É uma questão de abrir a pestana
“Se podes olhar, vê. Se podes ver, repara.”
José Saramago
Eu acho que já tinha sensibilidade para fotografar antes de ir para o curso. Técnica, agora vejo, não tinha absolutamente nenhuma! Mas a verdade é que hoje em dia, e tendo em conta a qualidade das máquinas e as suas capacidades de tirar fotos incríveis em modo automático, a sensibilidade conta muito - embora não seja tudo, porque hoje em dia, a fotografar em manual, sinto que tiro fotos trinta vezes melhores do que há quatro meses atrás.
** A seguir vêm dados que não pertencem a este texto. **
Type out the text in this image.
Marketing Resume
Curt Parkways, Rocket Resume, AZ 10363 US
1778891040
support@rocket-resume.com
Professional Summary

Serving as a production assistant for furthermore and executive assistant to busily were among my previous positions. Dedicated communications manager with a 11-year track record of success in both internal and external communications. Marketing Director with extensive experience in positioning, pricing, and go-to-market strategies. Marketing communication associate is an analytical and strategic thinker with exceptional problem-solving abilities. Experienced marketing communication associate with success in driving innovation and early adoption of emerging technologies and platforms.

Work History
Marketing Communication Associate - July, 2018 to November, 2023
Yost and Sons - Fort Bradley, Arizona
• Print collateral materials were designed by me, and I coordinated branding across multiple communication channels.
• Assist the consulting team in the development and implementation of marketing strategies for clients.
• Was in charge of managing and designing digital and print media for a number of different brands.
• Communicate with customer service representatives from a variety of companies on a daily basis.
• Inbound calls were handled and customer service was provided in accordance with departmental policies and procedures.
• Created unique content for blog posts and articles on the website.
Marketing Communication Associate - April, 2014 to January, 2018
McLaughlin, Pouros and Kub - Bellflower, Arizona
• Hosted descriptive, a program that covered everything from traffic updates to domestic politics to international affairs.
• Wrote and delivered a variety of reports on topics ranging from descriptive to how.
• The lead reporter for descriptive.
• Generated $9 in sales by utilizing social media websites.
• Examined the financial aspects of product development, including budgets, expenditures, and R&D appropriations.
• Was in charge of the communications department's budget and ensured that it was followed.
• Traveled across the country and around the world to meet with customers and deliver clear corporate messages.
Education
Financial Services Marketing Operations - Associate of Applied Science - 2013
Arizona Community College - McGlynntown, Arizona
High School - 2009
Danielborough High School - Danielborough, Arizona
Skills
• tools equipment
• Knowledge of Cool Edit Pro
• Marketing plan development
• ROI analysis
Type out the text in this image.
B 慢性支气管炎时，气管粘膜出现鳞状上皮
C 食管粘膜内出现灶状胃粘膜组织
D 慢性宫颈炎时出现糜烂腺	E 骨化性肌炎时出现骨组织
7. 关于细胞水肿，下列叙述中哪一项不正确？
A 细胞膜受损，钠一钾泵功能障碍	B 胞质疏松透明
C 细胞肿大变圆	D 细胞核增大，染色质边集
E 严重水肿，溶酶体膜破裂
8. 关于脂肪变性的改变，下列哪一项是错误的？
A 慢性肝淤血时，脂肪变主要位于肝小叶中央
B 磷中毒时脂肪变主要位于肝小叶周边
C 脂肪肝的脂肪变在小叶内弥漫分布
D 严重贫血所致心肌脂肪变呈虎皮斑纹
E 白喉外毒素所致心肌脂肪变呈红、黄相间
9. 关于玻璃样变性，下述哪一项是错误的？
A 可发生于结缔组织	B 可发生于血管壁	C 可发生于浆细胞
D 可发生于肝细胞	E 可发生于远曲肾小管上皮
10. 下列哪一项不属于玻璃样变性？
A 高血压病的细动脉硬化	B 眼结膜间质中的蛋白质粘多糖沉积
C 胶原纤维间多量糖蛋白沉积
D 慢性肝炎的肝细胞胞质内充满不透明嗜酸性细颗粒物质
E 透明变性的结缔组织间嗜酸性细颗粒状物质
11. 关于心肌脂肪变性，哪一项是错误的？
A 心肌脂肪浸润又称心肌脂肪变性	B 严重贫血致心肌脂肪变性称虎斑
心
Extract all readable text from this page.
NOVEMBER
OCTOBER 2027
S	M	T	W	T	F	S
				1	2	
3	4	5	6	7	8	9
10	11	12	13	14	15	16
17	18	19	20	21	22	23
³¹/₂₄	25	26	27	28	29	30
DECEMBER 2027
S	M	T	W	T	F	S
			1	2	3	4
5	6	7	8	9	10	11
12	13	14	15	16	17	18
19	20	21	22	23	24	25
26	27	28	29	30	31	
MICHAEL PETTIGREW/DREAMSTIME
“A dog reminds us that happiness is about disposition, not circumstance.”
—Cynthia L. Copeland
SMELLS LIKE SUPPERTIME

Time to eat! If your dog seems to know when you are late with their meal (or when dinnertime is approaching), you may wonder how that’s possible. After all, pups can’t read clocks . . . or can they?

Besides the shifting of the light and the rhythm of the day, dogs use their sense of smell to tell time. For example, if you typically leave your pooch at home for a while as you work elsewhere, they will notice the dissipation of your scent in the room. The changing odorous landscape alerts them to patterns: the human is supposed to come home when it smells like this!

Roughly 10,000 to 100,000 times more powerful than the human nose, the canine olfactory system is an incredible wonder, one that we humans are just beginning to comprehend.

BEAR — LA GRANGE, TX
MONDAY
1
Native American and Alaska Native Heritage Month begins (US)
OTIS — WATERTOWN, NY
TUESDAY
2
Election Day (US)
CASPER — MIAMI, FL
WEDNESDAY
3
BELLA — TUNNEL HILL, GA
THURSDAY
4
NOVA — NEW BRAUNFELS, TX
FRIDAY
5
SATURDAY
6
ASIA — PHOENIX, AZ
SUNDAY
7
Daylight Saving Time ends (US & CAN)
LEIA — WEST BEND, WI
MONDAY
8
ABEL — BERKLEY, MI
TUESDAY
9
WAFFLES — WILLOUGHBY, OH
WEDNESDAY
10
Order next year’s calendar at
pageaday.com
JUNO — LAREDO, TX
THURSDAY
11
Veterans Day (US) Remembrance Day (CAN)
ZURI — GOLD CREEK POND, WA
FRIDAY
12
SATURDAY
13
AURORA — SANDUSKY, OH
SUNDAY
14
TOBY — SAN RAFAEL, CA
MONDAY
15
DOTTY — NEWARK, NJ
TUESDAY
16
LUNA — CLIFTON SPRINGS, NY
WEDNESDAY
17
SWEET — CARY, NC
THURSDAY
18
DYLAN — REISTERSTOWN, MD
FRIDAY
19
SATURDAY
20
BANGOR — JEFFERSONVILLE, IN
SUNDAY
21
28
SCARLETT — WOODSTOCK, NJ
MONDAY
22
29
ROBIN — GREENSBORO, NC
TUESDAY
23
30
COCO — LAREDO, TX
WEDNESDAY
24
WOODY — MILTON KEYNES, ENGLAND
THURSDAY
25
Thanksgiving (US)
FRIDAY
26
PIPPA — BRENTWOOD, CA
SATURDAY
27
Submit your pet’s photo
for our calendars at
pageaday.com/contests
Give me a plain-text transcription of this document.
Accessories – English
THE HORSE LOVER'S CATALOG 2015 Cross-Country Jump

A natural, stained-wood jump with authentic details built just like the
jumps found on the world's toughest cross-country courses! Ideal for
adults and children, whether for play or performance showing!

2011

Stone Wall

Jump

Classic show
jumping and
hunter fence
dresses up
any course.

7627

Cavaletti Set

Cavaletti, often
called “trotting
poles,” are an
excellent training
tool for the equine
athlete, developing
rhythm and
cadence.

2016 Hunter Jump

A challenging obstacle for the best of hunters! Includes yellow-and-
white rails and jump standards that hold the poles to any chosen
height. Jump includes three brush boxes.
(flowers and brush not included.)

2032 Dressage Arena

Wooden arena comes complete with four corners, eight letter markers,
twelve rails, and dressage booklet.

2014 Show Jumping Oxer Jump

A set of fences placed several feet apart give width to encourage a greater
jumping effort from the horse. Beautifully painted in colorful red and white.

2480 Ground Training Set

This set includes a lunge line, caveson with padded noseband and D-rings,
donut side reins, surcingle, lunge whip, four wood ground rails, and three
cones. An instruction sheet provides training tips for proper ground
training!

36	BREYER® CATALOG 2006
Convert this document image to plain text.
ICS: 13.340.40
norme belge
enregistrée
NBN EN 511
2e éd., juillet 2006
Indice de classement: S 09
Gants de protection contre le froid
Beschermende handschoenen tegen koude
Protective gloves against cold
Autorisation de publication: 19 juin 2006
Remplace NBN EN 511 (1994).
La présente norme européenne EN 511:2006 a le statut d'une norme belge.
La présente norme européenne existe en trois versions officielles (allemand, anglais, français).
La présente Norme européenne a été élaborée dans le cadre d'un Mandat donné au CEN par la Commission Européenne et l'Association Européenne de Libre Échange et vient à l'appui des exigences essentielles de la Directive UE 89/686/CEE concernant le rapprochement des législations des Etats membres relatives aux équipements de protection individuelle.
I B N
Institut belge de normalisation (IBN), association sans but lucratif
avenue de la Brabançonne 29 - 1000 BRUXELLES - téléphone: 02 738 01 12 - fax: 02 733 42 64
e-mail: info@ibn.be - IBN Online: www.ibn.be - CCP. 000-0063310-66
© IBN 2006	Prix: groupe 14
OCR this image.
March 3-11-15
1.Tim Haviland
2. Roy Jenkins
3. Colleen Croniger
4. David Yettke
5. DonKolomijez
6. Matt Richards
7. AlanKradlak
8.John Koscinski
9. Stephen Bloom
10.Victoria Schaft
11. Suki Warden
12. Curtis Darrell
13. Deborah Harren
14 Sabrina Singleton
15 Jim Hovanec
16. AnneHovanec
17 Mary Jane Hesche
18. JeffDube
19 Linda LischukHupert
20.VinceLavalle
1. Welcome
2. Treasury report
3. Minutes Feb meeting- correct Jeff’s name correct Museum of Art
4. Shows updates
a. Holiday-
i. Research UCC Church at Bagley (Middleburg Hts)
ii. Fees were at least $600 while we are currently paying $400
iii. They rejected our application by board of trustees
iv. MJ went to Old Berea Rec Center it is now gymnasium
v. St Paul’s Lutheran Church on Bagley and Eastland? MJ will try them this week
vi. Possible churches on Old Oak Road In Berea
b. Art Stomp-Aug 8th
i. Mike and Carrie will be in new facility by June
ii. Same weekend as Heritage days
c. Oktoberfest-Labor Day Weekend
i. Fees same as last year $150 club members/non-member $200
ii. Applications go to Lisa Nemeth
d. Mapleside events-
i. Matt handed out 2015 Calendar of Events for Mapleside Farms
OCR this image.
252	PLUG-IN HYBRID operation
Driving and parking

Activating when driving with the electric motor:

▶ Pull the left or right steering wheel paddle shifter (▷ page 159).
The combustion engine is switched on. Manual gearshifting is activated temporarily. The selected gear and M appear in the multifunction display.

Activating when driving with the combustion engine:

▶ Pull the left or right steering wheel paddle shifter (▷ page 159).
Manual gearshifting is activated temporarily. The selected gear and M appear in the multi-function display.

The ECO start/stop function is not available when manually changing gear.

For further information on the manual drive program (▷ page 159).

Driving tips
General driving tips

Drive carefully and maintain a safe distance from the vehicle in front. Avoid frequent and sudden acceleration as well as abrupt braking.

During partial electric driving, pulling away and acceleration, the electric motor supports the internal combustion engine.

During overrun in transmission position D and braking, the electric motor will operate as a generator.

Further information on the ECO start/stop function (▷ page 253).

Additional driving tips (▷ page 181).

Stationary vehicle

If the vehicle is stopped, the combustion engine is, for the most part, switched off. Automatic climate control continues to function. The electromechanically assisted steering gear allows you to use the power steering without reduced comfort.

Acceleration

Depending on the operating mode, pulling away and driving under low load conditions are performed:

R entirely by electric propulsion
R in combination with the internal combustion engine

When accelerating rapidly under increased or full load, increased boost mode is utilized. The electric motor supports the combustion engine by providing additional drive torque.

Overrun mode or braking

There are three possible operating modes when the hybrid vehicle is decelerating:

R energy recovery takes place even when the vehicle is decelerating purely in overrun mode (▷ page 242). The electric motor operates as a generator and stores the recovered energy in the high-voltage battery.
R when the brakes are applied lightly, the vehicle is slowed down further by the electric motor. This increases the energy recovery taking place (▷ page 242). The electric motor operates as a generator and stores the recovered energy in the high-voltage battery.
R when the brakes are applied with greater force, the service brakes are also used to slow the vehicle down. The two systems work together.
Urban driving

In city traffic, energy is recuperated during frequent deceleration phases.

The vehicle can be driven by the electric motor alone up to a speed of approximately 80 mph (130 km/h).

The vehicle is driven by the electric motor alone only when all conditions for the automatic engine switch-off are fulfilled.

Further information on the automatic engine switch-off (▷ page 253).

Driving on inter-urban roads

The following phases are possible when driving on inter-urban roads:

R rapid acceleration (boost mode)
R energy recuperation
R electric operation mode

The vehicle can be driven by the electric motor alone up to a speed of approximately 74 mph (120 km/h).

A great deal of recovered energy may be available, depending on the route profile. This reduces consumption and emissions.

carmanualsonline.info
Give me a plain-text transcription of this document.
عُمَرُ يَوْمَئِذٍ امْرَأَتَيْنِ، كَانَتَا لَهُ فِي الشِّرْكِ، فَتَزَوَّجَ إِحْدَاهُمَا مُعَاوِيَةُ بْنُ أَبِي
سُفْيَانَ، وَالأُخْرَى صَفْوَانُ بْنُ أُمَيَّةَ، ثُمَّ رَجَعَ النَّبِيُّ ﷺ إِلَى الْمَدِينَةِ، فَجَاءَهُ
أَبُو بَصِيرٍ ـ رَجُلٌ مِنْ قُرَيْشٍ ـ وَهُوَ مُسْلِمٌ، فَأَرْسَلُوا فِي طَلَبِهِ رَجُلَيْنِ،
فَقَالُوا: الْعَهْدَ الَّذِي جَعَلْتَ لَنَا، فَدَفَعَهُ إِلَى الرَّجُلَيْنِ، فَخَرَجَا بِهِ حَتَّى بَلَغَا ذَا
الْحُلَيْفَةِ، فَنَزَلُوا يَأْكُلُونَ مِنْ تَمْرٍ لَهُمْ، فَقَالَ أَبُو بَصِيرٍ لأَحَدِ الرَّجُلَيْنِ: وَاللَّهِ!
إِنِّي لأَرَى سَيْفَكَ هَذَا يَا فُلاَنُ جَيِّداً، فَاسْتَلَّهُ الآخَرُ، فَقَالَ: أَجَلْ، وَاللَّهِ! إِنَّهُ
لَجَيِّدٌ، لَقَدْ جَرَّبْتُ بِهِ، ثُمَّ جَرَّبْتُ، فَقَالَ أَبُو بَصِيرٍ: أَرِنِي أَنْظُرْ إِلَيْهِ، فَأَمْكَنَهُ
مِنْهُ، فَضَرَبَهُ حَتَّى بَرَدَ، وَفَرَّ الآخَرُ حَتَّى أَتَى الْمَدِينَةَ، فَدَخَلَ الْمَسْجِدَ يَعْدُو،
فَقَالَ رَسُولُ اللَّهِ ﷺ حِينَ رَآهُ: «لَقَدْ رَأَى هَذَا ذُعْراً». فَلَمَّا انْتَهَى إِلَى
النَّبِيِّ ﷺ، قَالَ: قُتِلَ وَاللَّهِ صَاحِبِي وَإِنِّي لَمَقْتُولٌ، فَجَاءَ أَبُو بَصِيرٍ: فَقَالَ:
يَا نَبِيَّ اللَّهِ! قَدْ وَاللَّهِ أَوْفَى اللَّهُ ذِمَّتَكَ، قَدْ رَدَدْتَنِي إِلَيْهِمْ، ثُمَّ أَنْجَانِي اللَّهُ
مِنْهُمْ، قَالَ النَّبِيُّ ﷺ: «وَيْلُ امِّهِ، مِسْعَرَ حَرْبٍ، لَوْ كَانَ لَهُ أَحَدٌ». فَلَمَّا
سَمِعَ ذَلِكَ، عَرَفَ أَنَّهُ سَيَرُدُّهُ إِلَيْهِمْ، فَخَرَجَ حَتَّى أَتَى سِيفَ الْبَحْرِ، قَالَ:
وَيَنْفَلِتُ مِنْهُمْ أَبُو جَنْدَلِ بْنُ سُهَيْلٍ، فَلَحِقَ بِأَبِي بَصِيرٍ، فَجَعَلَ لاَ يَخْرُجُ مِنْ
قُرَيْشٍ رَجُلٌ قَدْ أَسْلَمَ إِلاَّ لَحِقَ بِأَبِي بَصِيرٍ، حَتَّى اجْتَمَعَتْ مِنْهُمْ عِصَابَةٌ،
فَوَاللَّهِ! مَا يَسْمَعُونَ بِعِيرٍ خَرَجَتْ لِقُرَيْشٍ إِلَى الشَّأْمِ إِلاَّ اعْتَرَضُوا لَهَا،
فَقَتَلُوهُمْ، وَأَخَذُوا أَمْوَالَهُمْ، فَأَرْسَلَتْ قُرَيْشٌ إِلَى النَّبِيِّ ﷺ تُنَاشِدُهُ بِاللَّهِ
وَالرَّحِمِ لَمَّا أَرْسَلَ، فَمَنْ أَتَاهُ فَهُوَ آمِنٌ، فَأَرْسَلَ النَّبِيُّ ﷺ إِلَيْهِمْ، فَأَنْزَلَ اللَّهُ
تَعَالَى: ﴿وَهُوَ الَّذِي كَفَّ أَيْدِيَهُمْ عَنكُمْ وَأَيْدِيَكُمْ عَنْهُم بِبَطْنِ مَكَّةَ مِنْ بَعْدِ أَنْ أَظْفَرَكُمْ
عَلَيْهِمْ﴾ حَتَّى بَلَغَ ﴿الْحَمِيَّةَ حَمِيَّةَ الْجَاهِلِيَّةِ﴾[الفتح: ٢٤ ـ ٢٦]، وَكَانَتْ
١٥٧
Mas apesar de já ter sensibilidade, acho que não estava suficientemente atenta ao mundo, algo que sinto que está a mudar gradualmente. Tirava fotos em festas, em momentos especiais ou que sabia que iam ser marcantes mas, fora isso, registava outras coisas mais espontâneas com a câmara do telemóvel. E, diga-se de passagem, não eram assim tantas: uso muito fotos para lembretes, para tirar fotos às capas de livros que me parecem interessantes e sobre os quais quero investigar; tiro algumas selfies nos dias em que me sinto particularmente bonita (e posso adiantar que não são assim tantos) e outras vezes a comida, aos meus cães ou coisas random do género. Mas não estava atenta aos pormenores da vida, às coisas bonitas, aos enquadramentos que me podiam dar boas fotos - e hoje estou. De tal forma que o meu instinto agora é andar sempre de máquina às costas, pronta para qualquer eventualidade e para captar os momentos mais bonitos do meu dia.
A parte menos boa é que, ultimamente, tenho visto algumas "photo oportunities" em situações que não posso fotografar: acontece muito enquanto estou a conduzir. Hoje, por exemplo, estava a vir para casa e passei numa zona mais alta da VCI (para quem não é do Porto, é uma das artérias principais da cidade, ao estilo da 2ª circular ou a CRIL em Lisboa) de onde se via um pôr do sol absolutamente magnífico. O sol estava super nítido, estilo bola de fogo bem quente e delineada a cair no horizonte, com todas aquelas cores impossíveis de nomear. Apeteceu-me encostar o carro, sacar da máquina que estava ali no assento ao lado e captar o momento - mas não pude. Da mesma forma que não pude apanhar o momento em que uma ave de rapina (parecia-me um falcão, mas sou tudo menos especialista nesta área) pousou num rail da Via Norte, logo após ter visto esse pôr-do-sol magnífico. Não sei se estava ferido (não pareceu) ou se desceu para caçar alguma coisa que estivesse no mini-jardim que separa os dois sentidos desta via, mas que é algo raro de se ver, lá isso é - e não há dúvidas que daria um fotografia espetacular, não estivesse eu a conduzir a 80 kms por hora.
Isto para dizer que é tudo uma questão de abrir a pestana e de observar o mundo à nossa volta - com olhos de ver! Hoje percebo que o facto de só querer e estar mentalmente disposta a fotografar naqueles dias especiais ou marcantes fazia com que não estivesse atenta a tudo resto em todas as outras alturas - alturas essas onde, inevitavelmente, as melhores oportunidades surgem, porque é precisamente quando nós não estamos à espera que as melhores coisas acontecem. Olho aberto e câmara às costas, é essa a receita mágica.